I'm right with you lookout. It bothers me when people want the government to solve all of their problems and think nothing of the fact that the government is so inefficient with our tax dollars it's absurd. For example, lets compare the government with Habitat for Humanity (personal bias, one of my favorite NGO's). According to the BBB website, Habitat "Uses of Funds as a % of Total Expenses:
Programs: 81% Fund Raising: 15% Administrative: 4%". That's 81% of all $$ given to them that goes directly into the work they offer as an organization. Granted the workers who help build the houses are volunteers which helps maintain these percentages, but lets be real who do you think is doing a better job per $ given to help the genuinely needy have quality shelter and dignity?

TheMercenary 03-20-2009 06:04 PM

I'll take Robin Hood for 50 LO.

TGRR 03-21-2009 12:59 AM

Quote:

Originally Posted by lookout123 (Post 547617)

My understanding is that income taxes are collected from the people of the United States to fund the activities of the United States government.

And the purpose of the government is to hand no-bid contracts to people like Halliburton, and to give no-strings bailouts to failures.

TGRR 03-21-2009 01:00 AM

Quote:

Originally Posted by Beestie (Post 547619)
The government has no conscience. Just an appetite and the will to survive.

Oddly enough, you can say the same thing about a corporation.

TheMercenary 03-21-2009 02:19 AM

Quote:

Originally Posted by TGRR (Post 547705)
And the purpose of the government is to hand no-bid contracts to people like Halliburton,

There actually was no problem with this at the beginning of the war. Later it was a problem.

xoxoxoBruce 03-21-2009 03:26 AM

Personal Income tax is only half the picture.
Quote:

2008 projections
1,146 billion - individual income taxes
275 billion - corporate income taxes
906 billion - social security taxes
81 billion - excise taxes
25 billion - estate and gift taxes
25 billion - customs duties
47 billion - miscellaneous receipts
TOTAL - 2,506 billion
But personal income tax rates are subject to checks and balances.

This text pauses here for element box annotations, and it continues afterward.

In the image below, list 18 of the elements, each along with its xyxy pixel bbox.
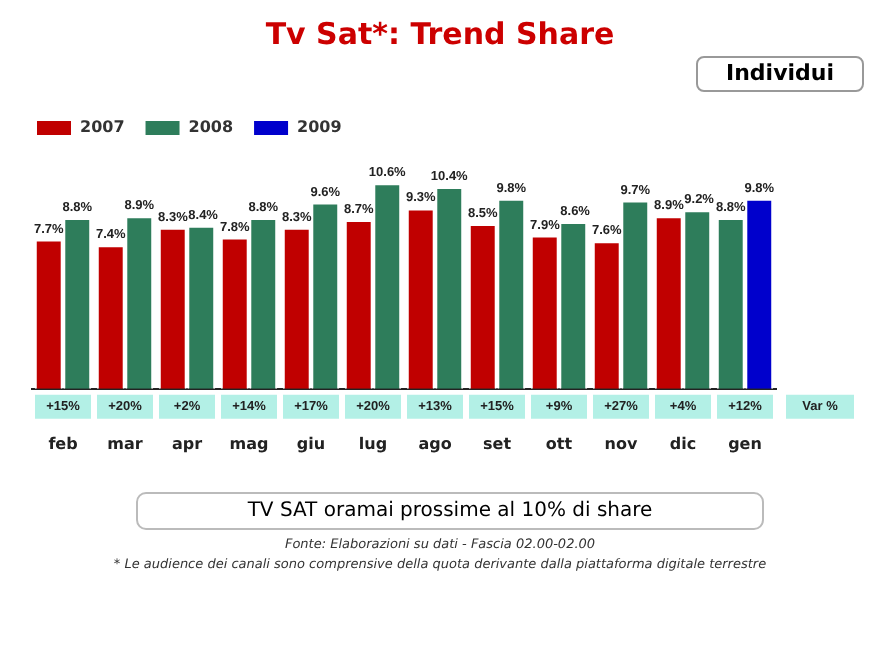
x-tick-label: ott [545, 434, 573, 453]
x-tick-label: dic [669, 434, 697, 453]
x-tick-label: lug [358, 434, 388, 453]
x-tick-label: feb [48, 434, 79, 453]
x-tick-label: ago [418, 434, 453, 453]
text: TV SAT oramai prossime al 10% di share [136, 492, 764, 530]
x-tick-label: giu [296, 434, 326, 453]
x-tick-label: mar [107, 434, 143, 453]
x-tick-label: mag [229, 434, 269, 453]
legend-label: 2009 [297, 118, 343, 137]
x-tick-label: gen [728, 434, 763, 453]
chart-subtitle: Individui [696, 56, 864, 92]
x-tick-label: set [482, 434, 512, 453]
x-tick-label: nov [604, 434, 639, 453]
legend-label: 2008 [188, 118, 234, 137]
chart-title: Tv Sat*: Trend Share [263, 16, 617, 56]
x-tick-label: apr [171, 434, 203, 453]
legend-label: 2007 [80, 118, 125, 137]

The poor ain't got no money - moot

The middle class have lots of votes - check

The rich kick in more campaign funds - balance

Ain't easy being a politician. :haha:

Beestie 03-21-2009 10:29 AM

Quote:

Originally Posted by TGRR (Post 547706)
Oddly enough, you can say the same thing about a corporation.

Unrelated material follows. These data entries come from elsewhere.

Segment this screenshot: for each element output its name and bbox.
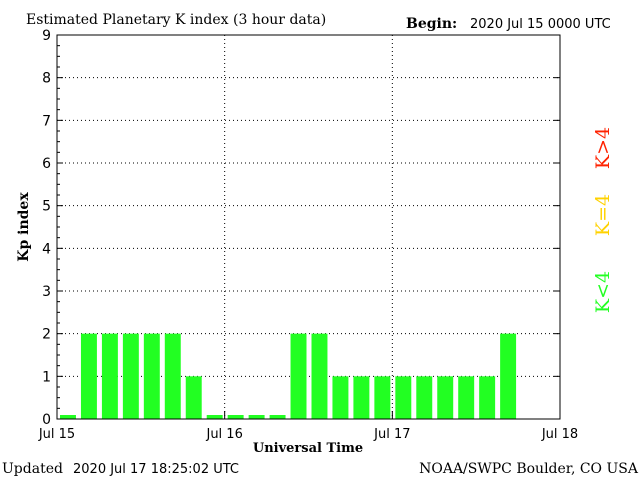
y-tick-label: 6 [42, 156, 51, 172]
y-tick-label: 1 [42, 369, 51, 385]
kp-bar [60, 415, 76, 419]
y-axis-label: Kp index [16, 192, 32, 262]
grid-lines [57, 35, 560, 419]
kp-bar [269, 415, 286, 419]
updated-label: Updated [2, 461, 63, 477]
kp-bar [416, 376, 433, 419]
updated-value: 2020 Jul 17 18:25:02 UTC [73, 462, 239, 477]
kp-bar [458, 376, 475, 419]
kp-bar [227, 415, 244, 419]
kp-bar [311, 333, 328, 419]
kp-bar [395, 376, 412, 419]
x-tick-label: Jul 18 [541, 427, 578, 442]
y-tick-label: 2 [42, 327, 51, 343]
x-tick-label: Jul 16 [205, 427, 242, 442]
kp-bar [500, 333, 517, 419]
kp-bar [101, 333, 118, 419]
kp-bar [80, 333, 97, 419]
y-tick-label: 7 [42, 113, 51, 129]
y-tick-label: 4 [42, 241, 51, 257]
kp-bar [290, 333, 307, 419]
y-tick-label: 9 [42, 28, 51, 44]
kp-bar [122, 333, 139, 419]
kp-bar [164, 333, 181, 419]
kp-bar [248, 415, 265, 419]
x-tick-label: Jul 17 [373, 427, 410, 442]
y-tick-label: 3 [42, 284, 51, 300]
source-credit: NOAA/SWPC Boulder, CO USA [419, 461, 639, 477]
x-axis-label: Universal Time [253, 441, 363, 456]
kp-bar [143, 333, 160, 419]
kp-bar [374, 376, 391, 419]
legend-low: K<4 [592, 271, 614, 313]
begin-label: Begin: [406, 16, 457, 32]
chart-title: Estimated Planetary K index (3 hour data… [26, 12, 326, 28]
kp-bar [332, 376, 349, 419]
y-tick-label: 8 [42, 71, 51, 87]
kp-bar [437, 376, 454, 419]
legend-high: K>4 [592, 127, 614, 169]
x-axis: Jul 15 Jul 16 Jul 17 Jul 18 [38, 411, 578, 442]
kp-bar [206, 415, 223, 419]
y-axis: 0 1 2 3 4 5 6 7 8 9 [42, 28, 560, 428]
kp-bar [479, 376, 496, 419]
kp-bar [185, 376, 202, 419]
y-tick-label: 0 [42, 412, 51, 428]
bar-series [60, 333, 517, 419]
x-tick-label: Jul 15 [38, 427, 75, 442]
kp-bar [353, 376, 370, 419]
legend-equal: K=4 [592, 194, 614, 236]
begin-value: 2020 Jul 15 0000 UTC [470, 17, 611, 32]
y-tick-label: 5 [42, 199, 51, 215]
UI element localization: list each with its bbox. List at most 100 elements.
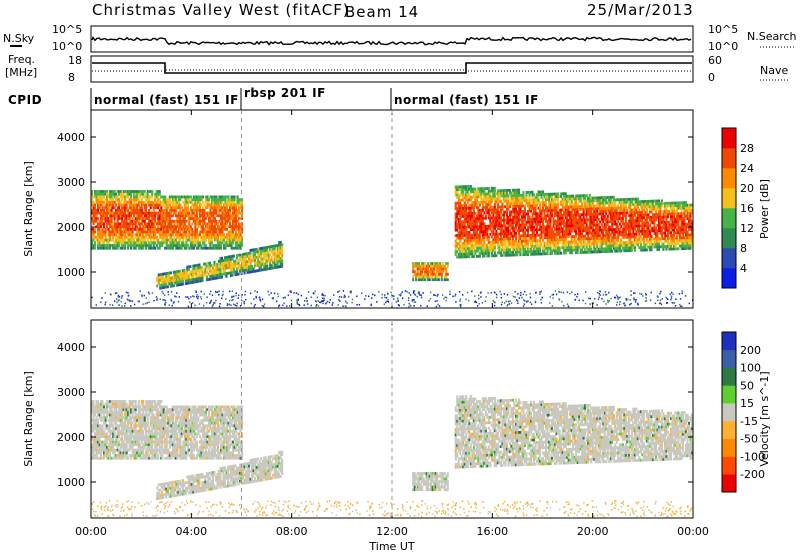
heatmap-cell: [489, 214, 491, 217]
heatmap-cell: [616, 242, 618, 245]
heatmap-cell: [226, 228, 228, 231]
heatmap-cell: [233, 268, 235, 271]
heatmap-cell: [659, 224, 661, 227]
heatmap-cell: [524, 248, 526, 251]
heatmap-cell: [112, 236, 114, 239]
heatmap-cell: [551, 196, 553, 199]
heatmap-cell: [602, 212, 604, 215]
heatmap-cell: [221, 241, 223, 244]
heatmap-cell: [211, 223, 213, 226]
heatmap-cell: [118, 206, 120, 209]
heatmap-cell: [557, 201, 559, 204]
heatmap-cell: [115, 233, 117, 236]
heatmap-cell: [103, 241, 105, 244]
heatmap-cell: [444, 265, 446, 268]
heatmap-cell: [139, 225, 141, 228]
heatmap-cell: [199, 201, 201, 204]
freq-tick-bottom: 8: [68, 71, 75, 84]
heatmap-cell: [550, 217, 552, 220]
heatmap-cell: [519, 213, 521, 216]
nsky-tick-top: 10^5: [52, 23, 82, 36]
heatmap-cell: [571, 230, 573, 233]
heatmap-cell: [117, 196, 119, 199]
heatmap-cell: [175, 209, 177, 212]
heatmap-cell: [577, 211, 579, 214]
heatmap-cell: [617, 204, 619, 207]
heatmap-cell: [646, 243, 648, 246]
heatmap-cell: [541, 196, 543, 199]
heatmap-cell: [144, 201, 146, 204]
heatmap-cell: [159, 193, 161, 196]
heatmap-cell: [170, 223, 172, 226]
heatmap-cell: [491, 252, 493, 255]
heatmap-cell: [659, 213, 661, 216]
heatmap-cell: [268, 257, 270, 260]
heatmap-cell: [646, 219, 648, 222]
heatmap-cell: [220, 244, 222, 247]
heatmap-cell: [166, 241, 168, 244]
heatmap-cell: [219, 271, 221, 274]
heatmap-cell: [166, 236, 168, 239]
heatmap-cell: [602, 231, 604, 234]
heatmap-cell: [159, 204, 161, 207]
heatmap-cell: [619, 215, 621, 218]
heatmap-cell: [541, 212, 543, 215]
heatmap-cell: [135, 247, 137, 250]
heatmap-cell: [136, 196, 138, 199]
heatmap-cell: [551, 212, 553, 215]
heatmap-cell: [150, 239, 152, 242]
heatmap-cell: [539, 239, 541, 242]
heatmap-cell: [117, 247, 119, 250]
heatmap-cell: [470, 185, 472, 188]
cpid-mode-2: rbsp 201 IF: [244, 86, 326, 100]
heatmap-cell: [281, 254, 283, 257]
heatmap-cell: [94, 244, 96, 247]
heatmap-cell: [458, 196, 460, 199]
heatmap-cell: [278, 255, 280, 258]
heatmap-cell: [575, 200, 577, 203]
heatmap-cell: [547, 250, 549, 253]
heatmap-cell: [571, 243, 573, 246]
heatmap-cell: [228, 196, 230, 199]
heatmap-cell: [532, 191, 534, 194]
heatmap-cell: [476, 204, 478, 207]
heatmap-cell: [159, 231, 161, 234]
heatmap-cell: [532, 215, 534, 218]
heatmap-cell: [154, 198, 156, 201]
heatmap-cell: [547, 212, 549, 215]
heatmap-cell: [266, 265, 268, 268]
heatmap-cell: [108, 241, 110, 244]
heatmap-cell: [232, 258, 234, 261]
heatmap-cell: [106, 214, 108, 217]
heatmap-cell: [173, 284, 175, 287]
heatmap-cell: [503, 214, 505, 217]
heatmap-cell: [525, 194, 527, 197]
heatmap-cell: [556, 236, 558, 239]
heatmap-cell: [156, 285, 158, 288]
heatmap-cell: [269, 262, 271, 265]
heatmap-cell: [506, 213, 508, 216]
heatmap-cell: [467, 191, 469, 194]
heatmap-cell: [154, 220, 156, 223]
heatmap-cell: [103, 209, 105, 212]
heatmap-cell: [254, 259, 256, 262]
heatmap-cell: [215, 220, 217, 223]
heatmap-cell: [583, 246, 585, 249]
heatmap-cell: [601, 223, 603, 226]
heatmap-cell: [215, 231, 217, 234]
heatmap-cell: [583, 216, 585, 219]
heatmap-cell: [151, 190, 153, 193]
heatmap-cell: [596, 215, 598, 218]
heatmap-cell: [611, 226, 613, 229]
heatmap-cell: [489, 203, 491, 206]
heatmap-cell: [480, 212, 482, 215]
heatmap-cell: [658, 248, 660, 251]
heatmap-cell: [655, 219, 657, 222]
heatmap-cell: [542, 239, 544, 242]
heatmap-cell: [586, 194, 588, 197]
heatmap-cell: [190, 225, 192, 228]
heatmap-cell: [232, 274, 234, 277]
heatmap-cell: [445, 270, 447, 273]
heatmap-cell: [281, 260, 283, 263]
heatmap-cell: [550, 244, 552, 247]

True, but a corporation doesn't have police power.

Pico and ME 03-21-2009 10:41 AM

Quote:

Originally Posted by Beestie (Post 547768)
True, but a corporation doesn't have police power.

Yes they do...they borrow the governments.

DanaC 03-21-2009 06:50 PM

Quote:

Originally Posted by Pico and ME (Post 547770)
Yes they do...they borrow the governments.


Ftw.

TGRR 03-21-2009 08:28 PM

Quote:

Originally Posted by TheMercenary (Post 547720)
There actually was no problem with this at the beginning of the war. Later it was a problem.

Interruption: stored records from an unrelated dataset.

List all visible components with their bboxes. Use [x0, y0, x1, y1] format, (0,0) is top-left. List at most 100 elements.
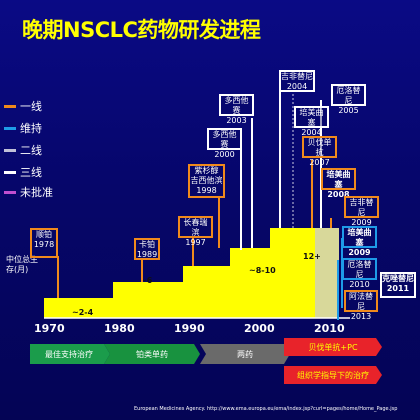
drug-year: 1989 [136, 250, 158, 259]
drug-name: 培美曲塞 [299, 108, 324, 127]
legend-label: 维持 [20, 122, 42, 135]
legend-label: 未批准 [20, 186, 53, 199]
drug-name: 贝伐单抗 [307, 138, 332, 157]
timeline-marker [57, 256, 59, 298]
drug-box-gefitinib-2009: 吉非替尼 2009 [344, 196, 379, 227]
timeline-marker [218, 196, 220, 248]
era-label-bsc: 最佳支持治疗 [45, 349, 93, 359]
drug-year: 2004 [301, 128, 322, 137]
era-arrow-platinum [104, 344, 200, 364]
timeline-marker [279, 92, 281, 228]
survival-label-3: ~8-10 [249, 266, 276, 275]
drug-year: 2010 [349, 280, 370, 289]
legend-label: 二线 [20, 144, 42, 157]
era-label-doublet: 两药 [237, 349, 253, 359]
legend-item-second-line: 二线 [4, 142, 42, 158]
drug-name: 长春瑞滨 [183, 218, 208, 237]
drug-name: 吉非替尼 [349, 198, 374, 217]
legend-swatch [4, 126, 16, 130]
legend-swatch [4, 190, 16, 194]
drug-box-pemetrexed-2004: 培美曲塞 2004 [294, 106, 329, 137]
y-axis-label: 中位总生存(月) [6, 255, 38, 274]
era-arrow-bev [284, 338, 382, 356]
timeline-marker [240, 150, 242, 250]
x-tick-2010: 2010 [314, 322, 345, 335]
drug-box-erlotinib-2010: 厄洛替尼 2010 [342, 258, 377, 289]
drug-name: 阿法替尼 [349, 292, 373, 311]
drug-box-pemetrexed-2009: 培美曲塞 2009 [342, 226, 377, 257]
drug-name: 培美曲塞 [326, 170, 351, 189]
drug-year: 2007 [309, 158, 330, 167]
era-label-bev: 贝伐单抗+PC [308, 342, 358, 352]
timeline-marker [337, 260, 339, 320]
drug-name: 顺铂 [36, 230, 52, 239]
timeline-marker [311, 160, 313, 228]
drug-box-cisplatin: 顺铂 1978 [30, 228, 58, 258]
drug-box-pemetrexed-2008: 培美曲塞 2008 [321, 168, 356, 199]
drug-name: 紫杉醇 吉西他滨 [190, 166, 223, 185]
drug-box-crizotinib-2011: 克唑替尼 2011 [380, 272, 416, 298]
survival-label-1: ~2-4 [72, 308, 94, 317]
legend-label: 三线 [20, 166, 42, 179]
drug-year: 2011 [386, 284, 410, 293]
drug-box-gefitinib-2004: 吉非替尼 2004 [279, 70, 315, 92]
page-title: 晚期NSCLC药物研发进程 [22, 18, 261, 42]
drug-year: 2009 [348, 248, 371, 257]
legend-item-maintenance: 维持 [4, 120, 42, 136]
x-tick-1970: 1970 [34, 322, 65, 335]
drug-name: 吉非替尼 [281, 72, 313, 81]
era-arrow-doublet [200, 344, 290, 364]
drug-year: 2003 [226, 116, 247, 125]
drug-year: 1998 [196, 186, 217, 195]
legend-swatch [4, 170, 16, 174]
drug-name: 厄洛替尼 [336, 86, 361, 105]
legend-label: 一线 [20, 100, 42, 113]
survival-area [44, 228, 315, 318]
drug-name: 培美曲塞 [347, 228, 372, 247]
drug-name: 多西他赛 [224, 96, 249, 115]
drug-year: 2008 [327, 190, 350, 199]
drug-year: 2009 [351, 218, 372, 227]
drug-box-afatinib-2013: 阿法替尼 2013 [344, 290, 378, 321]
drug-box-carboplatin: 卡铂 1989 [134, 238, 160, 260]
drug-name: 厄洛替尼 [347, 260, 372, 279]
footer-citation: European Medicines Agency. http://www.em… [134, 406, 398, 412]
legend-item-first-line: 一线 [4, 98, 42, 114]
timeline-marker [141, 258, 143, 282]
legend-item-third-line: 三线 [4, 164, 42, 180]
timeline-marker [320, 100, 322, 228]
x-tick-1990: 1990 [174, 322, 205, 335]
drug-box-paclitaxel-gemcitabine: 紫杉醇 吉西他滨 1998 [188, 164, 225, 198]
survival-dim-area [315, 228, 339, 318]
drug-year: 2005 [338, 106, 359, 115]
drug-year: 1997 [185, 238, 206, 247]
legend-item-not-approved: 未批准 [4, 184, 53, 200]
drug-name: 克唑替尼 [382, 274, 414, 283]
era-label-histology: 组织学指导下的治疗 [297, 370, 369, 380]
era-arrow-bsc [30, 344, 110, 364]
timeline-marker [192, 236, 194, 266]
drug-year: 1978 [33, 240, 55, 249]
era-arrow-histology [284, 366, 382, 384]
drug-name: 卡铂 [139, 240, 155, 249]
x-tick-1980: 1980 [104, 322, 135, 335]
survival-label-4: 12+ [303, 252, 321, 261]
timeline-marker [330, 218, 332, 228]
drug-box-erlotinib-2005: 厄洛替尼 2005 [331, 84, 366, 115]
drug-year: 2004 [286, 82, 308, 91]
drug-box-vinorelbine: 长春瑞滨 1997 [178, 216, 213, 247]
drug-box-docetaxel: 多西他赛 2000 [207, 128, 242, 159]
drug-name: 多西他赛 [212, 130, 237, 149]
drug-box-bevacizumab-2007: 贝伐单抗 2007 [302, 136, 337, 167]
drug-box-docetaxel-2003: 多西他赛 2003 [219, 94, 254, 125]
drug-year: 2000 [214, 150, 235, 159]
drug-year: 2013 [350, 312, 372, 321]
legend-swatch [4, 148, 16, 152]
x-tick-2000: 2000 [244, 322, 275, 335]
survival-label-2: ~6 [140, 276, 153, 285]
legend-swatch [4, 104, 16, 108]
era-label-platinum: 铂类单药 [136, 349, 168, 359]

No bid contracts are ALWAYS a problem.

xoxoxoBruce 03-22-2009 01:29 AM

Usually, but sometimes no-bid follow on contracts are practical and expedient.

TheMercenary 03-22-2009 08:36 AM

Quote:

Originally Posted by xoxoxoBruce (Post 547984)
Usually, but sometimes no-bid follow on contracts are practical and expedient.

Which is exactly what they were in the case of Haliburton at the time. Same for another independent contracting organizations and companies that had been in the business of supplying services to the military for years. There is a lot of ignorance and parroting of complaints about how this system works and how these companies, smartly, positioned themselves to do the good work that they did. The abuses cannot be ignored and neither can the good.

Redux 03-22-2009 09:48 AM

Quote:

Originally Posted by TheMercenary (Post 548075)
Which is exactly what they were in the case of Haliburton at the time. Same for another independent contracting organizations and companies that had been in the business of supplying services to the military for years. There is a lot of ignorance and parroting of complaints about how this system works and how these companies, smartly, positioned themselves to do the good work that they did. The abuses cannot be ignored and neither can the good.

Which is why it was unfortunate that several Republican Senators blocked the passage of the Contractors and Federal Spending Accountability Act last year....it passed in the House on a bi-partisan voice vote.